A self-hostable, open-source managed-agent runtime — Apache-2.0.

• Managed-agent runtime. Agents (model + system prompt + tools + permissions), environments (sandbox templates), and sessions (per-session Docker container driving the agent loop).
• HTTP + SSE API under /v1 with bearer auth, cursor-paginated event log, and SSE stream replay.
• Model providers. openrouter (~200 cloud models — Claude, GPT, Gemini, Llama, DeepSeek, Mistral, Qwen, …) and ollama (local). No upstream SDK dependency.
• Built-in tools. bash, read, write, edit, glob, grep, web_fetch, web_search — all executed inside the session's container.
• Extensibility. MCP servers (stdio) and custom HTTP tools via linchpin-connector.
• Per-tool permissions. always_allow or always_ask (blocks on user confirmation).
• Per-session Docker sandbox.
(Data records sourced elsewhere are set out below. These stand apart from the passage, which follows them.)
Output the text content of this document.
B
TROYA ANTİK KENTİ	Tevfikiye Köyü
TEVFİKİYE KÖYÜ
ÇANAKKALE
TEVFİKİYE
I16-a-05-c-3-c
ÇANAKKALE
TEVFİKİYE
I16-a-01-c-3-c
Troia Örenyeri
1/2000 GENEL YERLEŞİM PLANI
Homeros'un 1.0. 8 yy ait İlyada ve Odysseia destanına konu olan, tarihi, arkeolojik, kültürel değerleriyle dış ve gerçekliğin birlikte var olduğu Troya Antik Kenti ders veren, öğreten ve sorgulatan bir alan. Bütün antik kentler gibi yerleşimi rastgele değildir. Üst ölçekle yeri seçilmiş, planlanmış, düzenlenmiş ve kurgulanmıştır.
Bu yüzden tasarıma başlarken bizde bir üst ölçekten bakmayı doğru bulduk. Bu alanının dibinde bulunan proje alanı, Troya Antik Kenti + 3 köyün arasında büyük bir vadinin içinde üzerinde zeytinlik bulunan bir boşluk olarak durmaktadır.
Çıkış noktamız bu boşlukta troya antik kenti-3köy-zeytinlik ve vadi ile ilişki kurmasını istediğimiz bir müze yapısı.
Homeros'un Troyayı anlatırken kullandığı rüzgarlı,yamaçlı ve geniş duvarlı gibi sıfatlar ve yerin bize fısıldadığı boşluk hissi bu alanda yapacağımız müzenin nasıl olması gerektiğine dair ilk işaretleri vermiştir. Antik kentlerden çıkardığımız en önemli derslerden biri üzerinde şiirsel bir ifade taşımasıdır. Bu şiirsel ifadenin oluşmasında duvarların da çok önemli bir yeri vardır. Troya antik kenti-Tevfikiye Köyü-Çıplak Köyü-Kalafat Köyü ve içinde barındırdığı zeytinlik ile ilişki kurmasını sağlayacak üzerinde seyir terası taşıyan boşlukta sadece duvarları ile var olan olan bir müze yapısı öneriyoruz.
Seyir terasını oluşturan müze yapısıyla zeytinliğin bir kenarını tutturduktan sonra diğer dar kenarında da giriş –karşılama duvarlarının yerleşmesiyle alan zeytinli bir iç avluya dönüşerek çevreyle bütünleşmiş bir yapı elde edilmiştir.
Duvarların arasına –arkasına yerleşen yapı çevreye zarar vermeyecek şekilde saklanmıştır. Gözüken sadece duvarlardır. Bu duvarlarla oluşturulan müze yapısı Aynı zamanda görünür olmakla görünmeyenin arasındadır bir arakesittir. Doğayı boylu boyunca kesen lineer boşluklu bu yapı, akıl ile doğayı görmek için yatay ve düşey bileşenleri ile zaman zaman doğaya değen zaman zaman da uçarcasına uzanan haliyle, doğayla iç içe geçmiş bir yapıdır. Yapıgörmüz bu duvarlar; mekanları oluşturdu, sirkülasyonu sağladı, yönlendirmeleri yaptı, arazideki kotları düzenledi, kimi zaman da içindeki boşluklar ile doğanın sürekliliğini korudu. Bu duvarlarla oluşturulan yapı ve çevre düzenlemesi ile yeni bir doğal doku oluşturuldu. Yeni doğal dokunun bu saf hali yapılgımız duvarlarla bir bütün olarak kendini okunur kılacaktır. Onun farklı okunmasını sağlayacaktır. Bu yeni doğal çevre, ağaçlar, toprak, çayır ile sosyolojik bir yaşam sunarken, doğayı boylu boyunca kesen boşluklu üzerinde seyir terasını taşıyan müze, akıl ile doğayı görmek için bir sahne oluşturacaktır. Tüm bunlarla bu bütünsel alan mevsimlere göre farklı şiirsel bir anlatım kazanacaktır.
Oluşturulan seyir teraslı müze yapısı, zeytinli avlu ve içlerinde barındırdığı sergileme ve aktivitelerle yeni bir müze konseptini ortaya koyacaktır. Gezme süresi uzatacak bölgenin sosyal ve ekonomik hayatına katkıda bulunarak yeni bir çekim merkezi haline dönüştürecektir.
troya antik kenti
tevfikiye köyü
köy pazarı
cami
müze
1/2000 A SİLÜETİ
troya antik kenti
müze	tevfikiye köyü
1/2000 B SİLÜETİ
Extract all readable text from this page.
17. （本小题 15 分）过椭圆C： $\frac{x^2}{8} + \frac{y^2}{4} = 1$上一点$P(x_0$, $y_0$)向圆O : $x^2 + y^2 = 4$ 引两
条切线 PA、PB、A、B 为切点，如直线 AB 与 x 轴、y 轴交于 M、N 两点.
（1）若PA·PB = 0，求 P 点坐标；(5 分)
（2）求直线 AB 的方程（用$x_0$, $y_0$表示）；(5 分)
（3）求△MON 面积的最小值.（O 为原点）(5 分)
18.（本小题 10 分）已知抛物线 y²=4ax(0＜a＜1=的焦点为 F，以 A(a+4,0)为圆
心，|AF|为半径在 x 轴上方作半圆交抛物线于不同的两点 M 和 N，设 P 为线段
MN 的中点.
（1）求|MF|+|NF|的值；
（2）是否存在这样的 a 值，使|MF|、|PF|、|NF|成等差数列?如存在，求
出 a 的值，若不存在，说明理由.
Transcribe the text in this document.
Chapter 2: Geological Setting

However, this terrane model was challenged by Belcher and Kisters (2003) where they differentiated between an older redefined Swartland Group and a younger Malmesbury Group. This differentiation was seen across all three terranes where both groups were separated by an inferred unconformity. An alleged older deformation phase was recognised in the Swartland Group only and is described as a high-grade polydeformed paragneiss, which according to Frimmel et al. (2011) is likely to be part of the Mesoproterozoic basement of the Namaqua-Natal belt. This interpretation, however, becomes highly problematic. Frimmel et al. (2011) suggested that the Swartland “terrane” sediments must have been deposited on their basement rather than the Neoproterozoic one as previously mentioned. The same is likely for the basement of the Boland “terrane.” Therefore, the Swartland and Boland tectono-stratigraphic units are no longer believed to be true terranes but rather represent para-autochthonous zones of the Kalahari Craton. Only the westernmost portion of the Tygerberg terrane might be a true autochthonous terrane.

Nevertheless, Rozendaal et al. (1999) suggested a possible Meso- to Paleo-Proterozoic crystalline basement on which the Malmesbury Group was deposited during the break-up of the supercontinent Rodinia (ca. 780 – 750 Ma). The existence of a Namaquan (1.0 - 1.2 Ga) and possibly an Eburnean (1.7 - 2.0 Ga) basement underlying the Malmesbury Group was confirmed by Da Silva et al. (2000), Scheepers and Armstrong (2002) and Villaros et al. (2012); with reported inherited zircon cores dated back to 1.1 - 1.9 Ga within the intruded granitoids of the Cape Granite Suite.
Ubuntu 22.04 · Python 3.12 · Node 20 · git · curl · jq · ripgrep. Networking is none or unrestricted per environment.
• Credential vaults. Workspace-scoped encrypted store (Fernet, keyed off VAULT_ENCRYPTION_KEY), injected as env vars when sessions start.
• Web console (linchpin-console). React + Vite UI for browsing agents/environments/sessions and chatting live.

Stack

FastAPI · React + Vite · Postgres 16 · Docker · docker-compose.yml for local dev.

Quick start

git clone https://github.com/linchpinhq/linchpin.git
cd linchpin
cp .env.example .env   # set LINCHPIN_API_KEY + OPENROUTER_API_KEY
docker compose up --build

Docs

• README — quickstart + API reference
• ARCHITECTURE — topology, session state machine, event taxonomy
• CHANGELOG — this release
• CONTRIBUTING — DCO sign-off

Notes

• No Linchpin-API-Version request header yet. The wire surface is treated as v1; explicit per-request version negotiation arrives in a later release.
• Backend (pyproject.toml × 2) and console (package.json) version strings currently bump independently. A release script that keeps them in lockstep is planned for the next release.